马云说这句话的时候,同样是低眉顺眼,不敢正眼看嘉祯皇帝一眼。
不过,马云的眼神却在紧紧的盯着冯宝,希望他能够缓一缓,不要现在就去抓走了驸马李冕。
留给李冕一个辩解的机会,看过了奏章以后再做决定。
鄢懋卿看了一眼两腿已经开始发抖的马云,摇了摇头,不认为他的这番话可以起到作用。
想要凭借一封奏章,就解决了草场院的事情?
痴人说梦。
别说是一份奏章了,就算是长平公主亲自过来,身份依旧是嫡长公主,不会有任何的作用。
这一次涉及到了嘉祯皇帝的银子,还是二十万两银子,任何人来都没有用处。
万安不明白嘉祯皇帝的心思,却知道这件事没有任何缓和的余地了,出口讥讽了一句:“你就别想着给李冕求情了,德不配位必有殃灾,他没了驸马的身份,对于一个泥腿子来说不失为一件好事。这一次只是让朝廷损失了二十万两银子的市税,抓走了李冕还有补救的余地,下一次又不知道要闹出多少事端来,他贫贱的出身压不住驸马的尊贵。”

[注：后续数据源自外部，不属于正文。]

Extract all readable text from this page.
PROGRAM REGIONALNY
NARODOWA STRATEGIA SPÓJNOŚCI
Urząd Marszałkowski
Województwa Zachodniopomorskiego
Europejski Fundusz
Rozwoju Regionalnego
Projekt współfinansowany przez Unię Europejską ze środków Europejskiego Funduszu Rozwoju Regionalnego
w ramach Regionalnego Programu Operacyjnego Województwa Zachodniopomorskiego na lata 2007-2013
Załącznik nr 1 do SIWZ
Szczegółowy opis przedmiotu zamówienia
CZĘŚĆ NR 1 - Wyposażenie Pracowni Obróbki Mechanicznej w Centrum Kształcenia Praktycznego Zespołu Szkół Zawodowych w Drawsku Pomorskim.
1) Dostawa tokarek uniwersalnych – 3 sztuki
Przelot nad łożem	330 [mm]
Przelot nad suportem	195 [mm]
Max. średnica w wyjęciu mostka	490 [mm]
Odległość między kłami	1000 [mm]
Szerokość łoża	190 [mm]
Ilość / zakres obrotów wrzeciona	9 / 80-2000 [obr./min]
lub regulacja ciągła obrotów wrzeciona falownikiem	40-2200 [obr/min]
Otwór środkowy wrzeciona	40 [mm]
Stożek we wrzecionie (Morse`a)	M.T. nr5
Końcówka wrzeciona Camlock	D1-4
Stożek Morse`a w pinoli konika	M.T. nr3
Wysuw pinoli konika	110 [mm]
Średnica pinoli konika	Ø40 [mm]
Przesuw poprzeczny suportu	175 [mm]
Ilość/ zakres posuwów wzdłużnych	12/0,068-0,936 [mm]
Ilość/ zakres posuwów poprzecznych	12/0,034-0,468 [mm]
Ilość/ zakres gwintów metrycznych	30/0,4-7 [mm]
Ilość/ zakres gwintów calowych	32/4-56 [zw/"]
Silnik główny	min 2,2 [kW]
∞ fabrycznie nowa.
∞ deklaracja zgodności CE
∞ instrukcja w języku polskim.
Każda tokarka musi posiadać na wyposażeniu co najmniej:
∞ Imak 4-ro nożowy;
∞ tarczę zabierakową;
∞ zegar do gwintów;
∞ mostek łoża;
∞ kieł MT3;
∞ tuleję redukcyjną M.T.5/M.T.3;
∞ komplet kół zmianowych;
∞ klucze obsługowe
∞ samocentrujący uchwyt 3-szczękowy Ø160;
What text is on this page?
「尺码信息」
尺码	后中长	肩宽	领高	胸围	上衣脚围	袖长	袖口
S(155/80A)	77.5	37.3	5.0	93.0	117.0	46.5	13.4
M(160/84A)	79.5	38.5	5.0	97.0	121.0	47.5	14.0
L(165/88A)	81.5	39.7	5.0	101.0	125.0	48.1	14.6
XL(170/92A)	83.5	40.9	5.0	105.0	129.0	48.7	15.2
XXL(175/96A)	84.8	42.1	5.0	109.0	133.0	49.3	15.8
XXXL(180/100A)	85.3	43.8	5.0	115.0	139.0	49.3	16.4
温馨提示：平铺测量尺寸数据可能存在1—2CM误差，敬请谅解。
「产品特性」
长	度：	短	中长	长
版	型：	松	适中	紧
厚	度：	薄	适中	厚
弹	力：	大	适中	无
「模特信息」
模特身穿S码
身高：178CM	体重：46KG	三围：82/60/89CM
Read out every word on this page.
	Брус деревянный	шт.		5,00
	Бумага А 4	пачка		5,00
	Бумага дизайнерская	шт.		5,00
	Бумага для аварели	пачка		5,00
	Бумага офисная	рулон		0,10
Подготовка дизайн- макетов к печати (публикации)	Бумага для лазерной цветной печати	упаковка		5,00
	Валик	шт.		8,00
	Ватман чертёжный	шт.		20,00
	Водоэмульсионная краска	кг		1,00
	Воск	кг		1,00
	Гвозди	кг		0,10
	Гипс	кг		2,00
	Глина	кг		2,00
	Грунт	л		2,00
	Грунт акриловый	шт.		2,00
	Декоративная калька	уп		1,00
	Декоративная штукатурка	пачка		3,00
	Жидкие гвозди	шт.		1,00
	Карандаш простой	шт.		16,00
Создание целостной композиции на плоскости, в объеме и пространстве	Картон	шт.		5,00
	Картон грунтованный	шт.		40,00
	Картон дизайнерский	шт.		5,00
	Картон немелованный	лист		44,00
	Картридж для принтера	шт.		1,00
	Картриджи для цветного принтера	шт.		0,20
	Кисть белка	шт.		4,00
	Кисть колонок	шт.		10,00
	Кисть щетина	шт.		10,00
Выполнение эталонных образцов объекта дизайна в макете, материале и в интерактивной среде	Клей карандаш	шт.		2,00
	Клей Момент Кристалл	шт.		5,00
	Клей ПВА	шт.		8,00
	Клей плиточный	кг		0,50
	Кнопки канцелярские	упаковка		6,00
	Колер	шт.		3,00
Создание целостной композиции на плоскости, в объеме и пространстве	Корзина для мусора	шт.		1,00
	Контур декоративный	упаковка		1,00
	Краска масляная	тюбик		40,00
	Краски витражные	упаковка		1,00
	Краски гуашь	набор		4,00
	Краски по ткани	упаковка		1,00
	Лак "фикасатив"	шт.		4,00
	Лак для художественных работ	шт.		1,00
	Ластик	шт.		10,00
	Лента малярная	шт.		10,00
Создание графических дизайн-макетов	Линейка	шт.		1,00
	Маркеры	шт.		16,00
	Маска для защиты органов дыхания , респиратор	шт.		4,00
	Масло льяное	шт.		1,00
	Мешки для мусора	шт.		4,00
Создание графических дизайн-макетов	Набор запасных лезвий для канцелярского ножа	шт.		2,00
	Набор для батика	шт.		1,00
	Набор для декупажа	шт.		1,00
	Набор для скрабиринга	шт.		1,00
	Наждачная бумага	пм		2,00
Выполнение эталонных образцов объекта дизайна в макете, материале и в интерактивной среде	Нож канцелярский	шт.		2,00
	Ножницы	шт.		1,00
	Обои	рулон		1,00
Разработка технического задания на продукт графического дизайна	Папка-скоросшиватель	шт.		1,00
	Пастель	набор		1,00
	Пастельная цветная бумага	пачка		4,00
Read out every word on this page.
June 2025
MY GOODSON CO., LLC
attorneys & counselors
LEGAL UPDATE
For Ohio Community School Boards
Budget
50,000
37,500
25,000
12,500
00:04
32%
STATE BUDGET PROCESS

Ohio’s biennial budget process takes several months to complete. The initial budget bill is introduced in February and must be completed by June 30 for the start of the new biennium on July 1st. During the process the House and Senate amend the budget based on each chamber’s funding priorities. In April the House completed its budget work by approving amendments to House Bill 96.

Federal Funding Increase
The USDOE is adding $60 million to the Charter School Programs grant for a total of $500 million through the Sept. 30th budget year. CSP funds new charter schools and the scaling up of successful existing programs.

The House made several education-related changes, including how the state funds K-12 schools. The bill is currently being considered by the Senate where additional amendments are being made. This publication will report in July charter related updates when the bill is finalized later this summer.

万安的这句话,获得了绯服官员的一致点头,认为李冕有今天的下场,全都是他德不配位。
长平公主不安分也就罢了,宦官、严党、东林党先后派人告诫了她一句,结果没有换来任何的息事宁人。
反而是驸马李冕不安分了,居然是做出了抢夺草场院娼妓赌坊的恶行来,最终惹恼了嘉祯皇帝。
事情到了今天这一步,只能自食其果了。
马云捧在头顶的奏章,始终没人接过去,一股寒气从脚底板直冲脑门。
他惊慌失措的跪在地上,‘砰砰’的用力磕头,还没磕几下,就在临清贡砖上见了红。
马云的脑门开始磕破出血了,还是不管不顾,用力的磕在临清贡砖上。
冯宝到底不是刘瑾那般的狼心狗肺,过去没少受到皇后娘娘的照顾,虽说已经树倒猢狲散了,但没有屈服郑贵妃的淫威,作出刁难长平公主的行为。
他看着马云衷心耿耿的样子,于心不忍,只能停下了脚步,转身走过去接过来了奏章。
冯宝到底是东厂督公,接过来奏章递了进去。
嘉祯皇帝在官员的面前没有驳了冯宝的面子,接过来奏章,翻开看了一眼。